Le choix de constituer une société française et étrangère n’est donc pas anodin : une société créée à l’étranger aura des règles de fonctionnement internes conformes à la loi de son lieu de constitution mais elle devra se conformer aux règles applicables en matière de fiscalité immobilière.

     2. L’application des règles fiscales internationales

S’il existe une convention entre la France et l’autre pays pour éviter les doubles impositions, il faudra suivre ce qu’elle prévoit. A défaut de convention, les revenus peuvent être imposables en France et à l’étranger.

Les associés des sociétés constituées à l’étranger doivent notamment être informés des règles fiscales relatives à la propriété immobilière via une société, l’imposition des biens immobiliers loués meublés, aux taxes sur les plus-values immobilières.

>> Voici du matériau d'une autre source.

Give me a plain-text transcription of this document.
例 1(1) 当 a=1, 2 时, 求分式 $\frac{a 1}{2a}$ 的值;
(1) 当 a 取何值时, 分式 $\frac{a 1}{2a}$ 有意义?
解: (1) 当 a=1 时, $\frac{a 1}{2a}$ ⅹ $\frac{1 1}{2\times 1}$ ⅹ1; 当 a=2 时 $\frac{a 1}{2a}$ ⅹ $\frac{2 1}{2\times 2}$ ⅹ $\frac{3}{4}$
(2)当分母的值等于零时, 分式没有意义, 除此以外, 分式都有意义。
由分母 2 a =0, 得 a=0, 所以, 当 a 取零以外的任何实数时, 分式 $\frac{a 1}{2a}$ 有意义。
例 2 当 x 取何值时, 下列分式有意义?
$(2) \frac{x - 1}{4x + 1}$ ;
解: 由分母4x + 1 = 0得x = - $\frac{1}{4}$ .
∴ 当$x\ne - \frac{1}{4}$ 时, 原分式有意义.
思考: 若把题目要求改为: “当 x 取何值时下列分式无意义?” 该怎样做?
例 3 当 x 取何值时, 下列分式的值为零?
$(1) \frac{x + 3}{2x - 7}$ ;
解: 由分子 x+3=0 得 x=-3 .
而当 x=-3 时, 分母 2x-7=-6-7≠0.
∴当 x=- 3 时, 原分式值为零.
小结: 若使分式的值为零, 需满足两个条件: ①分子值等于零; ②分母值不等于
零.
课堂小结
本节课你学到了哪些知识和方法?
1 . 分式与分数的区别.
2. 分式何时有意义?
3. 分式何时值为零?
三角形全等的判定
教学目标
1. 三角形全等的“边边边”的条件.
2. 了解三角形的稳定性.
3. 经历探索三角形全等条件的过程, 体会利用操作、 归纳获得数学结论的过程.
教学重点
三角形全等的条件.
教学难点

Avant de prendre une décision sur le choix de la société, il faut également bien se renseigner sur la fiscalité du pays visé.

Cette étape de l’étude de la situation fiscale est donc cruciale.

L’acquisition immobilière par l’intermédiaire d’une société doit donc être étudiée sérieusement, en envisageant les aspects civils et fiscaux tant en France qu’à l’étranger pendant la détention et la gestion du bien. La transmission de ce bien, dans un contexte international, soulève des questions qui doivent être abordées avec un notaire compétent en droit international privé dès l’acquisition ou pendant la détention pour savoir si une société peut être un bon moyen pour optimiser la transmission des biens en France et à l’étranger.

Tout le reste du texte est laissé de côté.